- Last Updated: Sunday, 05 August 2012 19:12
My truck is packed – all full of the regular accoutrements one requires to holiday: air hammer, die grinder, chisels, diamond pads, angle grinder, air hose and extension cords, plinths to carve upon, a tent to sleep in, beer cooler for important storage and a guitar for random entertainment needs.
This is the annual trip to Camp Brotherhood Symposium 2008 near Mt Vernon, Washington where over seventy people from ages 21 to 81 gathered to carve stone for eight days without another care in the world. With no meals to think of cooking, no regular vocational responsibilities and no tedious domestic safety, Camp B is a place where you can absolutely be at home without being at home. There is clarity in the generosity of spirit that seemingly everyone who attends Camp B is imbued with. Inclusiveness is paramount, and sharing one’s knowledge is both rewarding and inspiring.
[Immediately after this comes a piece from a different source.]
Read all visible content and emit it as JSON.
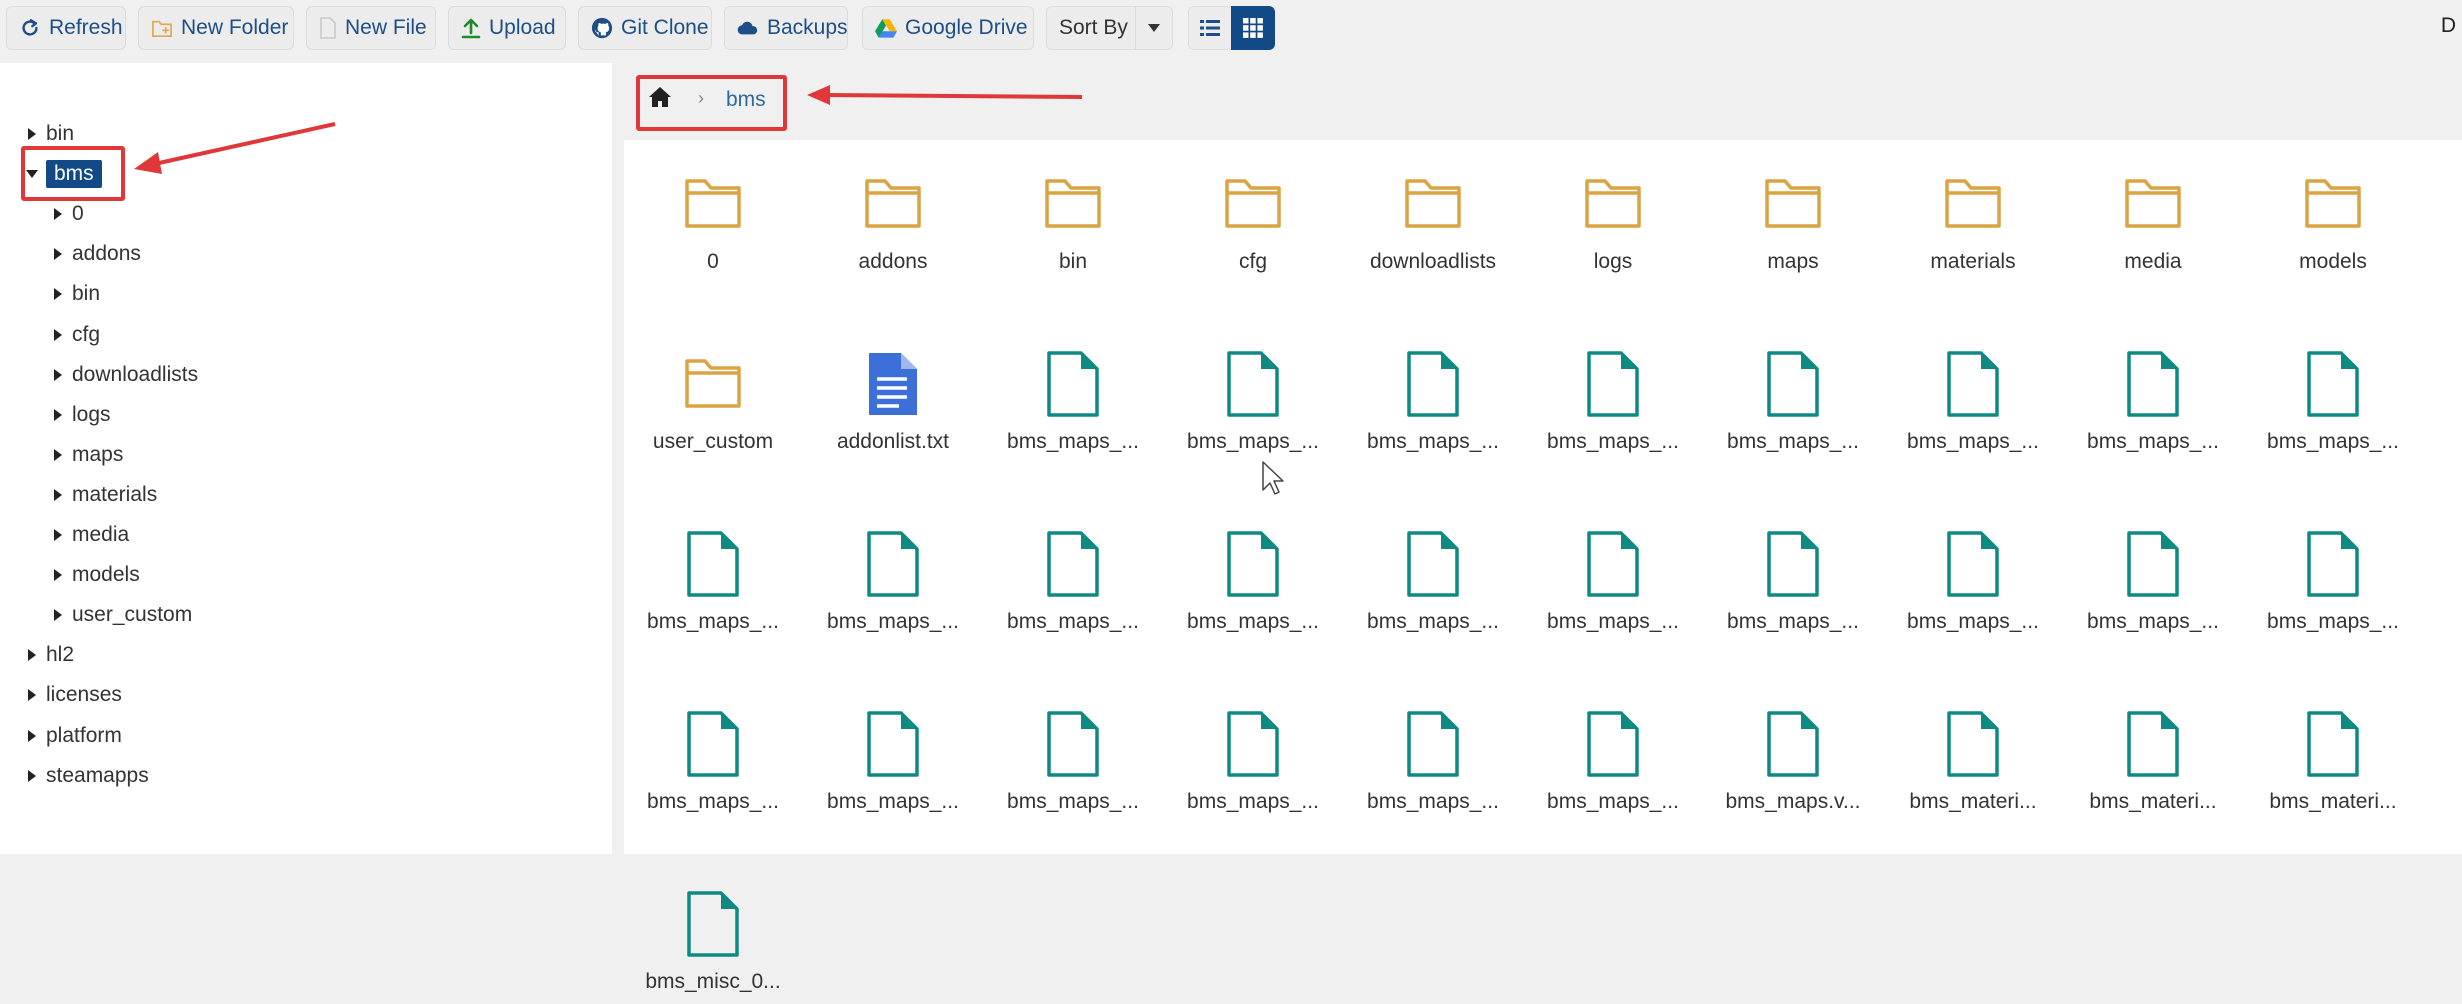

So, if you want to feel illuminated by diverse spirit, to find yourself immersed in art, human wholeness, and general miscreant fun, then you really should find yourself at Camp-B next year.
The camp itself is a bucolic farmland with morning and evening light that makes one wish to paint. It offers undulating landscape replete with cows, rabbits, a donkey, a few sheep and several Jurassic Emus beating out a sonic percussion that resonates throughout the property. Tall, straight trees, bountiful gardens, moonlight nights and Paul, the caretaker of the farm, who shows nothing but welcoming kindness.
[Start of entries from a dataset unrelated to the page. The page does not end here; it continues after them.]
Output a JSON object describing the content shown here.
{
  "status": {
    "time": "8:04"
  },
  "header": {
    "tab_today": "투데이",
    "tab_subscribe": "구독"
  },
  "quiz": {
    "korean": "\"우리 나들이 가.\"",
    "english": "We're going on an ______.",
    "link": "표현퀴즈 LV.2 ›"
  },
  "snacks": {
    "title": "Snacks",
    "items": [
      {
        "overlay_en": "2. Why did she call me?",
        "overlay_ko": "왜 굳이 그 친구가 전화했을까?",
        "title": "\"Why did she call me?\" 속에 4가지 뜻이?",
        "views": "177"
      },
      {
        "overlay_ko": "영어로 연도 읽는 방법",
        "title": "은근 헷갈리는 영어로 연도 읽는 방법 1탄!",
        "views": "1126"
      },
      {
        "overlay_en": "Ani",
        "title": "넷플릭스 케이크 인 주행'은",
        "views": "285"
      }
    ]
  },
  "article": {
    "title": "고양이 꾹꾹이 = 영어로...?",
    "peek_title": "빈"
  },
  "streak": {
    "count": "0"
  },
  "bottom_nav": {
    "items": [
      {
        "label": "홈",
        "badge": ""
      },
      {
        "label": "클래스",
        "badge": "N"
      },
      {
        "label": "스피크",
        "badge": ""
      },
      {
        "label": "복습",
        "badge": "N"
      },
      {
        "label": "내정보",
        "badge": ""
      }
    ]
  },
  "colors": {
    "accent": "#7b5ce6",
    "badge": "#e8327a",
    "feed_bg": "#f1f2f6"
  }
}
I know I'm sounding pretty positive here, but really it is like some kind of undeserving dream. I know of nowhere else like this.
This year the formidable Alexandra Morosco, who put together our cadre of instructors, invited architect Bob Leverich and stonemason Shannon Wean to design "A Hearth Effect." Under their guidance, we built a beautiful fire circle for which the granite was cheerfully donated by Marenakos Rock Center. We basked in the warm glow of the fire every night of Camp. For years to come it will be a place to commune in the evening for us folks from NWSSA as well as the many diverse groups that attend this facility throughout the year.
NWSSA is a volunteer run organization and, I believe, something worth protecting. It was started about 20 years ago as a means to have conversations about stone, to compare processes, to find friendship, but moreover to teach art through sharing. And this is the crux. If you have, or if you think you may have a passion for stone, you are welcome at any level and at any age to come see, learn and above all to participate in carving stone.
As with most volunteer organizations, NWSSA must engage in fund-raising, which allows us to promote valuable education within the association. One of the most enjoyable ways I can think of to raise funds is to have an auction where people donate quality items and other people bid on these items. Where else can you get a $10.00 T-Shirt for $60.00 and feel good about it? On Wednesday night, aglow with laughter and wine, everyone who had fallen in love with the feisty and prodigiously talented, featured guest artist, Nora Valdez, showered her with gifts that I'm sure she will take with her on her travels as she carves monumental sculptures around the globe. People were unabashedly generous in raising well over $4000. It made me so very proud to be a part of that generosity.
I'm home now, giddy with inspiration. My tools are unpacked and I have a couple of fresh rocks to carve from the ubiquitous traveler, Canadian stone seeker,
Randy Zieber of Neolithic Stone. And I have some new tools from Scott, Kentaro and Alex of the fabulous Marenakos Rock Center. NWSSA and Camp B have given me a sense of being able to accomplish anything through hard work and a diligent focus. I must confess to each and every one of you that you have found a place in my heart. In particular, this year’s outgoing director, Arliss Newcomb, has once again suffused Camp B with her unfailing warmth and considerably benevolent hospitality. Happy ‘retirement’ Arliss!
To quote the wisdom of Tracy Powell after attending his first Symposium 16 years ago, "I have found my tribe."
I raise a toast to memories of 2008 and look forward to July 2009 where, I’m certain, we will successfully meet again. Rock on!!